Si le RN manque les 289 sièges nécessaires à une majorité absolue, Bardella pourrait choisir de ne pas gouverner. Dans des discours enthousiastes avant le premier tour de vote, il a refusé de conduire un gouvernement minoritaire, qui exigerait le soutien de partis alliés pour adopter des lois. Alors que la France pourrait échapper à un gouvernement de droite extrême pour le moment, elle affronte la perspective grandissante de la Présidente Le Pen en 2027, et de voir Bardella installé comme premier ministre à la suite de nouvelles élections parlementaires.
Le modèle Meloni ?
Depuis 2022, des partis nativistes à l'extrême-droite espérant gouverner ont trouvé un modèle à suivre. Après la chute du gouvernement technocrate de Mario Draghi en Italie, ce qui a entraîné des élections anticipées, Giorgia Meloni est devenue première ministre italienne, devenant le leader le plus à droite de l'Italie depuis Benito Mussolini.
Avant son entrée en fonction, les alliés de Rome craignaient que un gouvernement italien à droite dur ne puisse compromettre l'unité occidentale en matière de soutien à l'Ukraine, en se référant à Matteo Salvini, le vice-premier ministre et un admirateur historique de Vladimir Poutine, le président russe, qui portait des T-shirts à son effigie.
Mais la présidence de Meloni a été plus modérée que prévu au départ. Bien qu'elle poursuive des politiques à droite domestiquement – cherchant à limiter l'avortement, la procréation en gros et même à retirer les noms des mères lesbiennes de leurs actes de naissances – elle a principalement suivi une ligne de politique étrangère traditionnelle.
Aurait-elle le RN une stratégie bifide similaire ?
Le RN est notoirement eurosceptique, mais le discours sur un "Frexit" a perdu de l'ampleur - peut-être parce que le départ du Royaume-Uni de l'Union européenne a été une forme grave de blessures économiques auto-infligées, et peut-être parce que des chefs de l'extrême-droite – comme Viktor Orban en Hongrie – ont montré qu'il était plus facile de affaiblir la bloc de l'intérieur qu'en dehors.

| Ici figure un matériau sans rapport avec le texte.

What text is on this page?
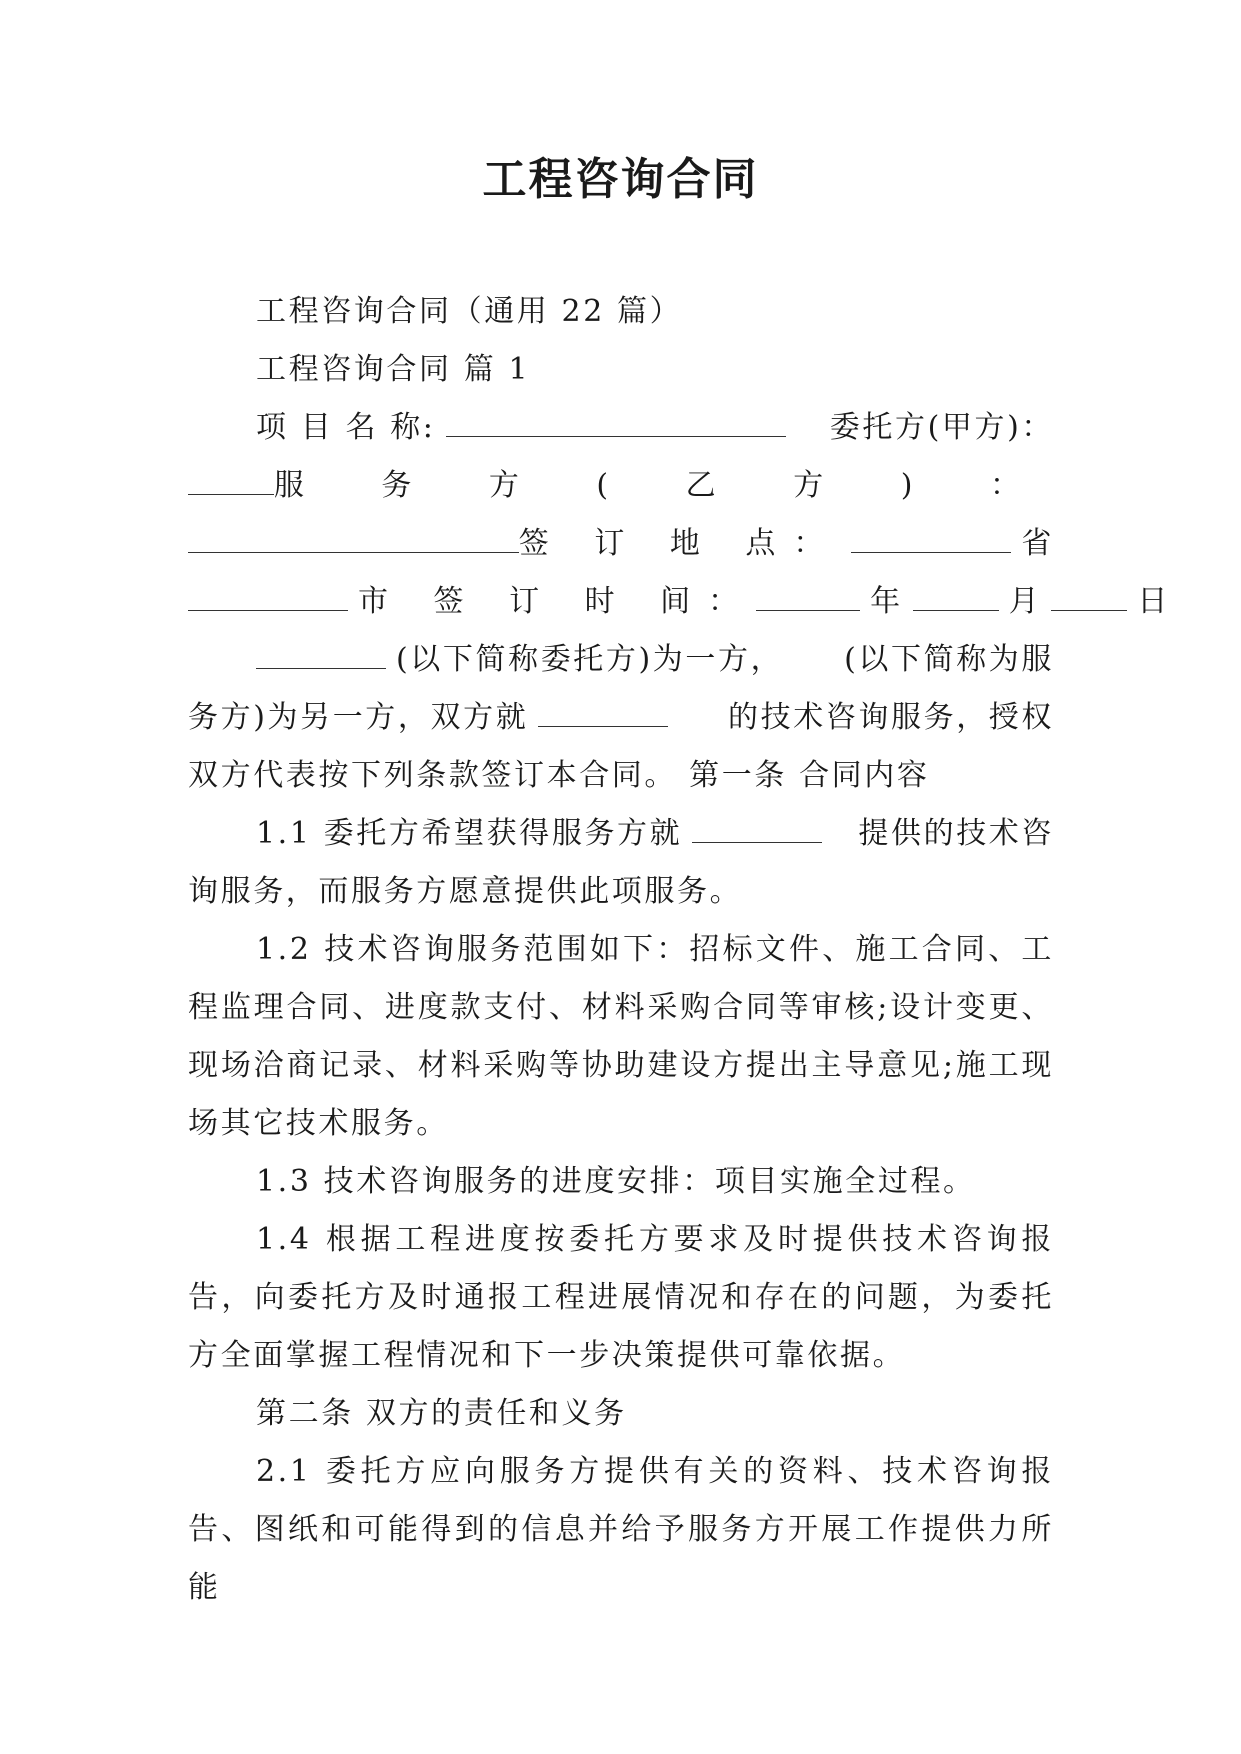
工程咨询合同

工程咨询合同（通用 22 篇）

工程咨询合同 篇 1

项 目 名 称:	委托方(甲方)：
服 务 方 ( 乙 方 ) ：
签 订 地 点：	省
市 签 订 时 间：	年	月	日
(以下简称委托方)为一方， (以下简称为服
务方)为另一方，双方就	的技术咨询服务，授权

双方代表按下列条款签订本合同。 第一条 合同内容

1.1 委托方希望获得服务方就	提供的技术咨

询服务，而服务方愿意提供此项服务。

1.2 技术咨询服务范围如下：招标文件、施工合同、工程监理合同、进度款支付、材料采购合同等审核;设计变更、现场洽商记录、材料采购等协助建设方提出主导意见;施工现场其它技术服务。

1.3 技术咨询服务的进度安排：项目实施全过程。

1.4 根据工程进度按委托方要求及时提供技术咨询报告，向委托方及时通报工程进展情况和存在的问题，为委托方全面掌握工程情况和下一步决策提供可靠依据。

第二条 双方的责任和义务

2.1 委托方应向服务方提供有关的资料、技术咨询报告、图纸和可能得到的信息并给予服务方开展工作提供力所能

Dans cette optique, le RN a promis de réduire les financements alloués à l'UE de jusqu'à 3 milliards d'euros (3,2 milliards de dollars), en partie pour financer des coupes fiscales à domicile. Cependant, les budgets de l'UE étant accordés sur une base de sept ans et le présent fonctionnant jusqu'en 2027, le RN ne peut pas légalement renoncer aux engagements de dépenses français.
Bardella a également refusé de renvoyer des troupes françaises en Ukraine – idée émise par Macron – et a déclaré qu'il ne permettrait pas à Kiev d'utiliser l'équipement militaire français pour frapper des cibles en Russie.
Mais un gouvernement Bardella pourrait plonger la France dans une crise constitutionnelle. Alors que l'Assemblée nationale est responsable de voter les lois domestiques et que le premier ministre contrôle le budget, le président détermine la politique étrangère, l'Europe et la défense de la France. Lorsque le premier ministre et le président appartiennent à des partis différents – une rare configuration connue sous le nom de "cohabitation" – les choses peuvent s'enrayer.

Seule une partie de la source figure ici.